Eccomi qua, a scrivere di  un concerto che aspettavo da anni di vedere, lo show in questione  è quello di una delle maggiori realtà dell’horror punk… ebbene si, i Misfits!
L’atmosfera horror e un po’ surreale si nota subito a vista d’occhio, in quanto non era molto raro vedere fan della band mascherati, truccati, o che in qualche modo inneggiava all’apparenza, diciamo così, macabra, richiamata dall’immagine dei componenti dei Misfits, oltre alle classiche T-shirt con il teschio!
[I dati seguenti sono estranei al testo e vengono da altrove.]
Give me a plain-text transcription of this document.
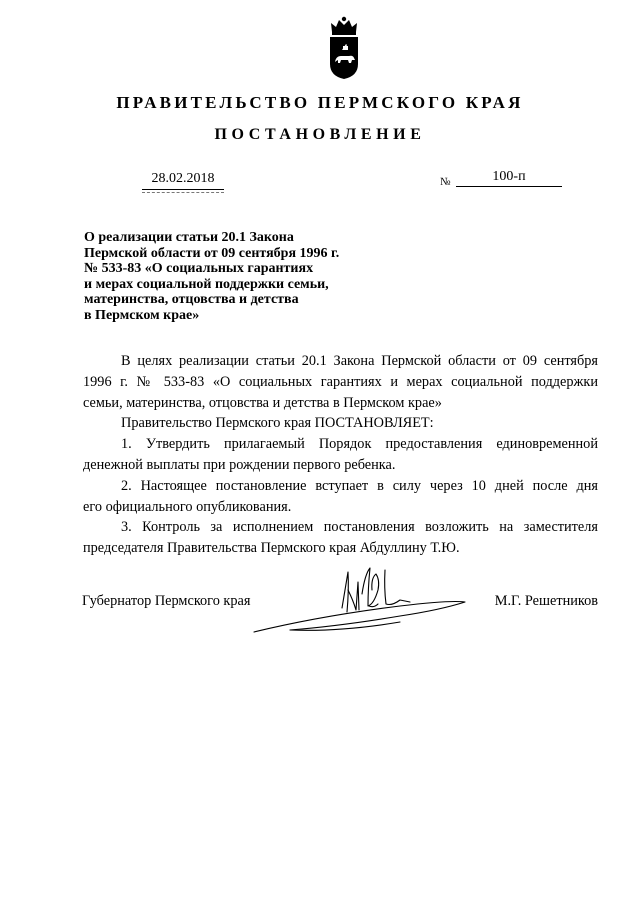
ПРАВИТЕЛЬСТВО ПЕРМСКОГО КРАЯ
ПОСТАНОВЛЕНИЕ
28.02.2018	№	100-п
О реализации статьи 20.1 Закона
Пермской области от 09 сентября 1996 г.
№ 533-83 «О социальных гарантиях
и мерах социальной поддержки семьи,
материнства, отцовства и детства
в Пермском крае»
В целях реализации статьи 20.1 Закона Пермской области от 09 сентября
1996 г. № 533-83 «О социальных гарантиях и мерах социальной поддержки
семьи, материнства, отцовства и детства в Пермском крае»
Правительство Пермского края ПОСТАНОВЛЯЕТ:
1. Утвердить прилагаемый Порядок предоставления единовременной
денежной выплаты при рождении первого ребенка.
2. Настоящее постановление вступает в силу через 10 дней после дня
его официального опубликования.
3. Контроль за исполнением постановления возложить на заместителя
председателя Правительства Пермского края Абдуллину Т.Ю.
Губернатор Пермского края	М.Г. Решетников
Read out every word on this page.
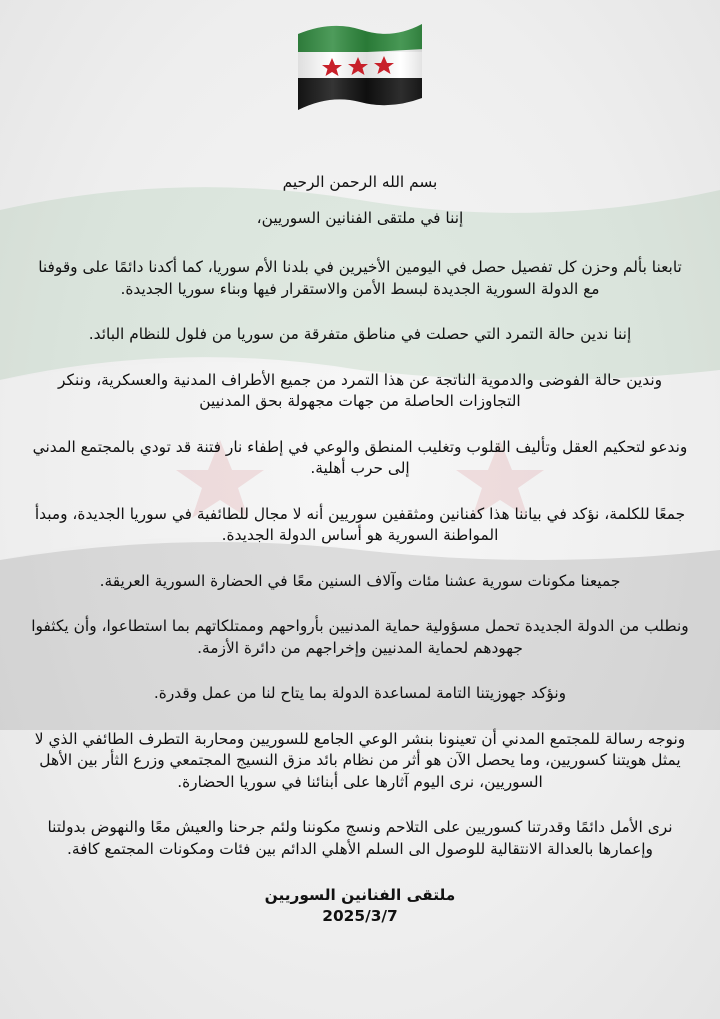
بسم الله الرحمن الرحيم

إننا في ملتقى الفنانين السوريين،

تابعنا بألم وحزن كل تفصيل حصل في اليومين الأخيرين في بلدنا الأم سوريا، كما أكدنا دائمًا على وقوفنا مع الدولة السورية الجديدة لبسط الأمن والاستقرار فيها وبناء سوريا الجديدة.

إننا ندين حالة التمرد التي حصلت في مناطق متفرقة من سوريا من فلول للنظام البائد.

وندين حالة الفوضى والدموية الناتجة عن هذا التمرد من جميع الأطراف المدنية والعسكرية، وننكر التجاوزات الحاصلة من جهات مجهولة بحق المدنيين

وندعو لتحكيم العقل وتأليف القلوب وتغليب المنطق والوعي في إطفاء نار فتنة قد تودي بالمجتمع المدني إلى حرب أهلية.

جمعًا للكلمة، نؤكد في بياننا هذا كفنانين ومثقفين سوريين أنه لا مجال للطائفية في سوريا الجديدة، ومبدأ المواطنة السورية هو أساس الدولة الجديدة.

جميعنا مكونات سورية عشنا مئات وآلاف السنين معًا في الحضارة السورية العريقة.

ونطلب من الدولة الجديدة تحمل مسؤولية حماية المدنيين بأرواحهم وممتلكاتهم بما استطاعوا، وأن يكثفوا جهودهم لحماية المدنيين وإخراجهم من دائرة الأزمة.

ونؤكد جهوزيتنا التامة لمساعدة الدولة بما يتاح لنا من عمل وقدرة.

ونوجه رسالة للمجتمع المدني أن تعينونا بنشر الوعي الجامع للسوريين ومحاربة التطرف الطائفي الذي لا يمثل هويتنا كسوريين، وما يحصل الآن هو أثر من نظام بائد مزق النسيج المجتمعي وزرع الثأر بين الأهل السوريين، نرى اليوم آثارها على أبنائنا في سوريا الحضارة.

نرى الأمل دائمًا وقدرتنا كسوريين على التلاحم ونسج مكوننا ولئم جرحنا والعيش معًا والنهوض بدولتنا وإعمارها بالعدالة الانتقالية للوصول الى السلم الأهلي الدائم بين فئات ومكونات المجتمع كافة.

ملتقى الفنانين السوريين

2025/3/7
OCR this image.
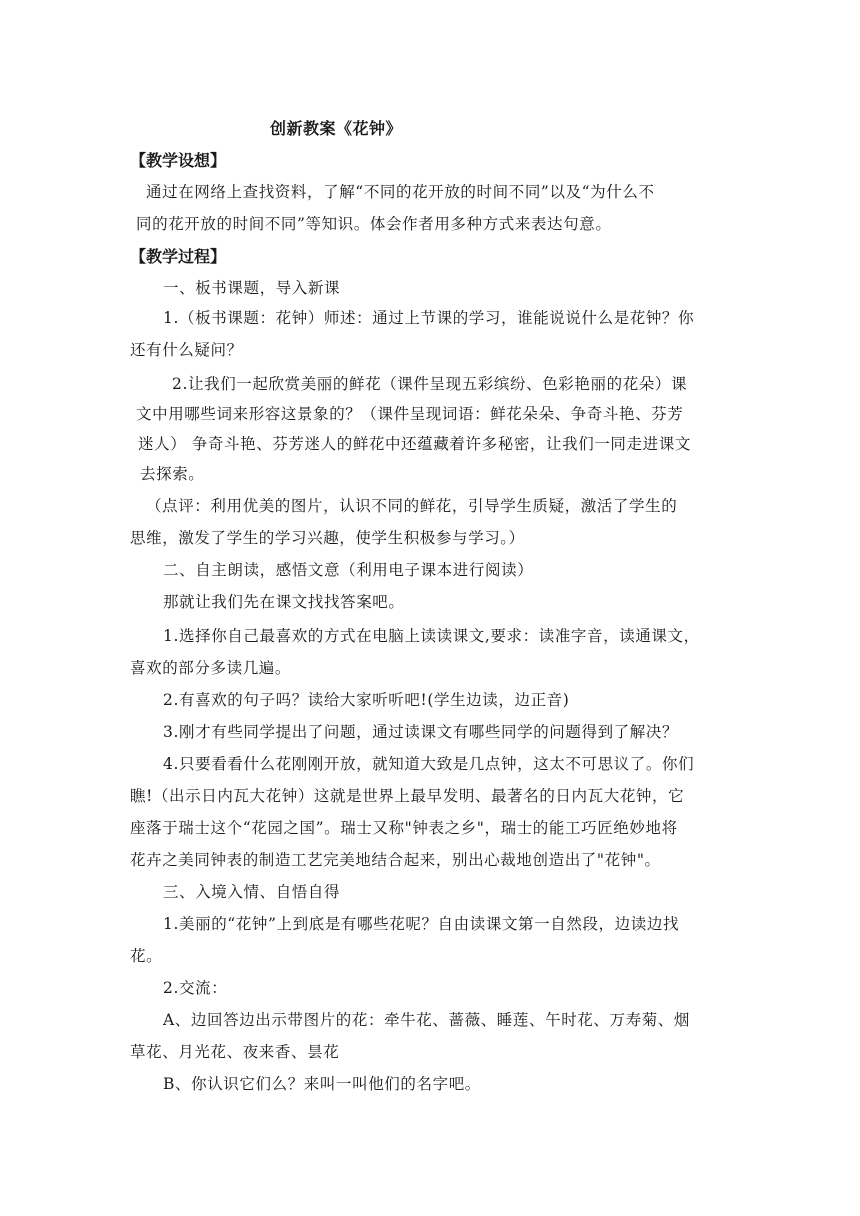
创新教案《花钟》
【教学设想】
通过在网络上查找资料，了解“不同的花开放的时间不同”以及“为什么不
同的花开放的时间不同”等知识。体会作者用多种方式来表达句意。
【教学过程】
一、板书课题，导入新课
1.（板书课题：花钟）师述：通过上节课的学习，谁能说说什么是花钟？你
还有什么疑问？
2.让我们一起欣赏美丽的鲜花（课件呈现五彩缤纷、色彩艳丽的花朵）课
文中用哪些词来形容这景象的？（课件呈现词语：鲜花朵朵、争奇斗艳、芬芳
迷人） 争奇斗艳、芬芳迷人的鲜花中还蕴藏着许多秘密，让我们一同走进课文
去探索。
（点评：利用优美的图片，认识不同的鲜花，引导学生质疑，激活了学生的
思维，激发了学生的学习兴趣，使学生积极参与学习。）
二、自主朗读，感悟文意（利用电子课本进行阅读）
那就让我们先在课文找找答案吧。
1.选择你自己最喜欢的方式在电脑上读读课文,要求：读准字音，读通课文，
喜欢的部分多读几遍。
2.有喜欢的句子吗？读给大家听听吧!(学生边读，边正音)
3.刚才有些同学提出了问题，通过读课文有哪些同学的问题得到了解决？
4.只要看看什么花刚刚开放，就知道大致是几点钟，这太不可思议了。你们
瞧!（出示日内瓦大花钟）这就是世界上最早发明、最著名的日内瓦大花钟，它
座落于瑞士这个“花园之国”。瑞士又称"钟表之乡"，瑞士的能工巧匠绝妙地将
花卉之美同钟表的制造工艺完美地结合起来，别出心裁地创造出了"花钟"。
三、入境入情、自悟自得
1.美丽的“花钟”上到底是有哪些花呢？自由读课文第一自然段，边读边找
花。
2.交流：
A、边回答边出示带图片的花：牵牛花、蔷薇、睡莲、午时花、万寿菊、烟
草花、月光花、夜来香、昙花
B、你认识它们么？来叫一叫他们的名字吧。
Il primo gruppo d’apertura me lo sono perso da spettatore, ma lo ascoltato in lontananza, quindi non mi soffermo più di tanto sul loro live, ma per quanto riguarda il live del secondo gruppo di apertura, i Juiceheads, invece si me lo sono ascoltato e sono rimasto stupito positivamente! La band ha avuto un impatto davvero forte sul pubblico che era davanti al palco, e anche se solitamente il pubblico italiano con i gruppi di apertura ha sempre un atteggiamento piuttosto snob, devo dire che con i Juiceheads, si sono rivelati calorosi. La band ha portato a termine il loro compito di band d’apertura, ovvero preparare il pubblico ad assistere a un grande show!

Eh si, il concerto dei Misfits  è stato un Signor concerto, hanno iniziato con un classico ONE!TWO!THREE!FOUR! urlato al microfono da Mr. Jerry Only, ed è hanno continuato così per almeno 2 ore piene passando dai classici “Halloween”, “Scream”, “Die die my darling” fino alle canzoni più recenti ed una cover dei Black Flag, sotto al palco un pogo violento come i veri live punk comandano, e stage diving del pubblico (alcuni finiti male, con dovuti colpi di faccia per terra)!
Insomma i Misfits (nonostante l’età), non si sono persi in chiacchere e hanno tirato dritto per tutta la serata. La formazione attuale, per chi si forse perso qualche cambiamento dei componenti, è formata da: Jerry Only al basso e alla voce, Dez Cadena alla chitarra e Robo alla batteria, se vi state chiedendo se sono dei pazzi, se si “travestono” ancora, se Jerry ha perennemente il ciuffo a spunzone verso il basso… si la risposta è si, la prova vivente che il detto “l’età non conta” è vero!

Perciò se siete amanti del genere e della band ma credete che ormai il meglio lo hanno già dato, oppure se non siete amanti della band ma avete voglia di andarvi a vedere un grande show, la prossima volta non ve li fate scappare. E, consiglio personale: date un ascolto anche ai Juiceheads. Con questo chiudo, grazie per la lettura, alla prossima!